The clinical features in the second survey revealed details of presentation, feeding before solid foods, diet, sunlight exposure, race, biochemical data and treatment for patients with symptomatic vitamin D deficiency and without underlying disorders in Japan. Bowed legs were the most common presentation, similar with in the UK, NZ and Canadian reports [8, 17, 18]. Exclusive breastfeeding was reconfirmed to be risk factor [2, 21]. Notably, approximately half of the patients with symptomatic vitamin D deficiency had a restricted and/or unbalanced diet, which is consistent with the recent practical guide that restriction of cow’s milk or multiple food items may increase the risk of metabolic bone disorders [22]. Unlike overseas [2, 23], active vitamin D was used to treat patients with symptomatic vitamin D deficiency in the current study. Prescribing native vitamin D, a true vitamin D replacement, should be allowed to be employed in Japan.

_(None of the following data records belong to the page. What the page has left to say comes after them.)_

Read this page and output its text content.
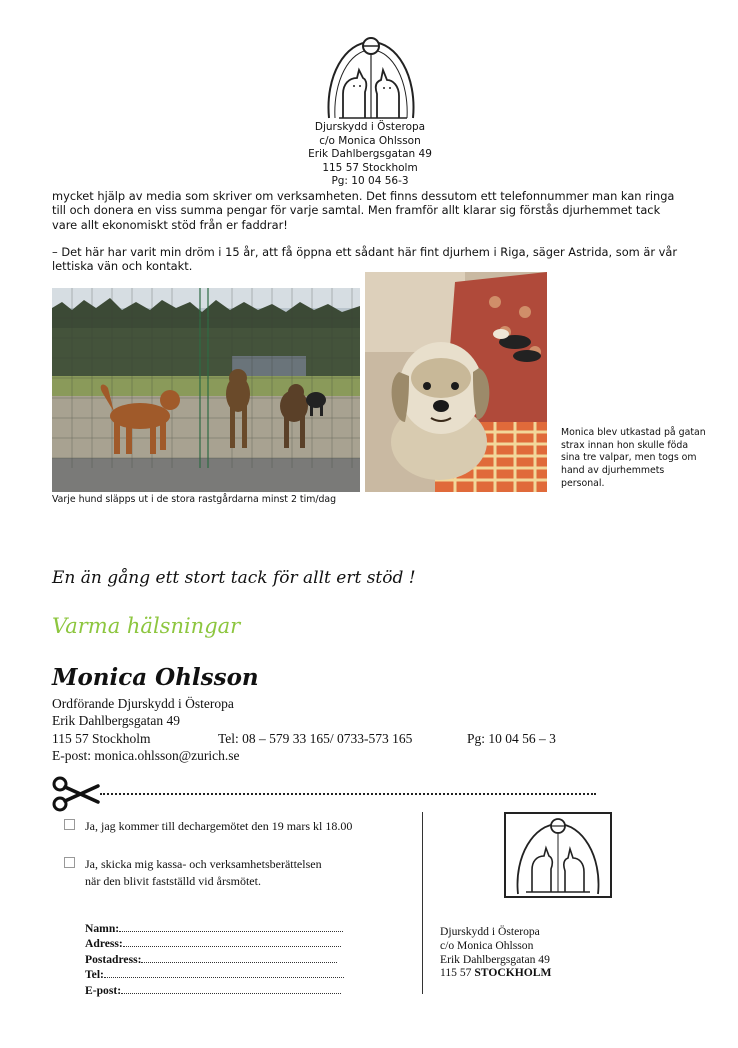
Djurskydd i Österopa
c/o Monica Ohlsson
Erik Dahlbergsgatan 49
115 57 Stockholm
Pg: 10 04 56-3
mycket hjälp av media som skriver om verksamheten. Det finns dessutom ett telefonnummer man kan ringa
till och donera en viss summa pengar för varje samtal. Men framför allt klarar sig förstås djurhemmet tack
vare allt ekonomiskt stöd från er faddrar!
– Det här har varit min dröm i 15 år, att få öppna ett sådant här fint djurhem i Riga, säger Astrida, som är vår
lettiska vän och kontakt.
Varje hund släpps ut i de stora rastgårdarna minst 2 tim/dag
Monica blev utkastad på gatan
strax innan hon skulle föda
sina tre valpar, men togs om
hand av djurhemmets
personal.
En än gång ett stort tack för allt ert stöd !
Varma hälsningar
Monica Ohlsson
Ordförande Djurskydd i Österopa
Erik Dahlbergsgatan 49
115 57 Stockholm	Tel: 08 – 579 33 165/ 0733-573 165	Pg: 10 04 56 – 3
E-post: monica.ohlsson@zurich.se
Ja, jag kommer till dechargemötet den 19 mars kl 18.00
Ja, skicka mig kassa- och verksamhetsberättelsen
när den blivit fastställd vid årsmötet.
Namn:
Adress:
Postadress:
Tel:
E-post:
Djurskydd i Österopa
c/o Monica Ohlsson
Erik Dahlbergsgatan 49
115 57 STOCKHOLM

The limitation of the current study is the lack of data on age and ethnicity, and that not all the hospitals were covered in the nationwide survey. However, the second survey in limited hospitals with 36% of the patient number of the nationwide survey provided age data and incidence rate in children under 3 and 5 years of age. As for ethnicity, the publication by the Ministry of Justice of Japan concerning the number of foreign residents in 2014 has reported 102,087 childhood residents under 15 years of age in Japan, excluding Chinese and Koreans who are similar in skin color with Japanese (http://www.e-stat.go.jp/SG1/estat/List.do?lid=000001133760) (In Japanese). As foreign residents aged under 15 years make up a small portion, 0.6% (102,087/16,233,000) in Japan, and the second survey had few darker or intermediate skinned children, ethnicity was thought to minimally influence the incidence rate of symptomatic vitamin D deficiency in the current study. Regarding the hospital selection, we randomly determined hospitals to send the questionnaire based on stratification by the number of beds in the hospitals. As expected, university hospitals or those with more beds had more patients with symptomatic vitamin D deficiency (Table 2), which indicates that the selection method in the current study was appropriate.

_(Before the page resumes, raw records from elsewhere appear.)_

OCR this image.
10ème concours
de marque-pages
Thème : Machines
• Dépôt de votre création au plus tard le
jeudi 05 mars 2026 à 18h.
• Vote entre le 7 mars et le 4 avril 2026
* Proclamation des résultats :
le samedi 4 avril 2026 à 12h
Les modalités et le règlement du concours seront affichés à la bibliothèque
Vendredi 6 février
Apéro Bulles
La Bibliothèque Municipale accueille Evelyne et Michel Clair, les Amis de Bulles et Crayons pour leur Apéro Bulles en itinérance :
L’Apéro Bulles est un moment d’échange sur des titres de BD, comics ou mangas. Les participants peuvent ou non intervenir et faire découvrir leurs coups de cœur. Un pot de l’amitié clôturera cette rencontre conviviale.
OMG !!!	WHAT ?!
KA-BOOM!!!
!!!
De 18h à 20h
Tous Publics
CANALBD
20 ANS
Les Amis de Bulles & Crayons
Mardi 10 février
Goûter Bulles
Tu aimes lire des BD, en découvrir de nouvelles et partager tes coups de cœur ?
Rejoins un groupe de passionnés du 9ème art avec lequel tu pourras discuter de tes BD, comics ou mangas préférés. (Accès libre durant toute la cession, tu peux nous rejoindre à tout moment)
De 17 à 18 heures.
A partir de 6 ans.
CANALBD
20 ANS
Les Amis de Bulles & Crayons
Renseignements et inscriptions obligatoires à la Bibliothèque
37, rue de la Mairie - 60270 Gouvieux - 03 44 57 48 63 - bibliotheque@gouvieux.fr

In conclusion, this is the first nationwide survey on symptomatic vitamin D deficiency in children in Japan. The overall incidence rate of symptomatic vitamin D deficiency in children less than 15 years of age was 1.1 per 100,000 children per year, and the incidence rates in those less than 3 and 5 years of age are 5.4 and 3.4, respectively. Exclusive breastfeeding and restricted and/or unbalanced diet are major risk factors for vitamin D deficiency. Determining the incidence rate of symptomatic vitamin D deficiency among children is useful to develop public health strategies. Symptomatic vitamin D deficiency without underlying disease is a fully preventable disorder. Thus, supplementation with vitamin D in infants and pregnant women, and food fortification with vitamin D and calcium should be considered to prevent symptomatic vitamin D deficiency in Japan as well as in other countries [2].
This work was supported in part by Grants-in-Aid from the Ministry of Health, Labour, and Welfare of Japan (H28-sukoyaka-ippan-006).
None of the authors have any potential conflicts of interest associated with this research.